On Sultan's left, the Chinese New First Army (Chinese 30th Division and Chinese 38th Division) advanced from Myitkyina to Bhamo. The Japanese resisted for several weeks, but Bhamo fell on 15 December. The Chinese New Sixth Army (Chinese 50th Division) infiltrated through the difficult terrain between these two wings to threaten the Japanese lines of communication.

The New First Army made contact with Wei Lihuang's armies advancing from Yunnan near Hsipaw on 21 January 1945, and the Ledo road could finally be completed. The first truck convoy from India arrived in Kunming on 4 February, but by this point in the war the value of the Ledo road was uncertain, as it would not now affect the overall military situation in China.

To the annoyance of the British and Americans, Chinese leader Chiang Kai-shek ordered Sultan to halt his advance at Lashio, which was captured on 7 March. The British and Americans generally refused to understand that Chiang had to balance the needs of China as a whole against fighting the Japanese in a British colony. The Japanese had already withdrawn most of their divisions from the northern front, to face Fourteenth Army in central Burma. On 12 March, Thirty-third Army HQ was also dispatched there, leaving only the 56th Division to hold the northern front. This division was also withdrawn in late March and early April.

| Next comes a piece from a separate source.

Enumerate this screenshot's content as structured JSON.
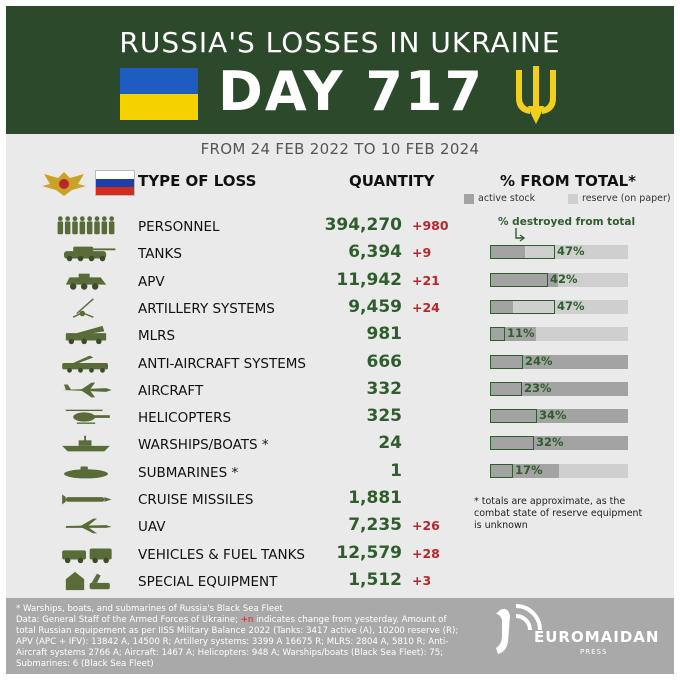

From 1 April, NCAC's operations stopped, and its units returned to China. The British 36th Division moved to Mandalay, which had been captured in March, and was subsequently withdrawn to India. A US-led guerrilla force, OSS Detachment 101, took over the military responsibilities of NCAC, while British civil affairs and other units such as the Civil Affairs Service (Burma) stepped in to take over its other responsibilities. Northern Burma was partitioned into Line-of-Communication areas by the military authorities.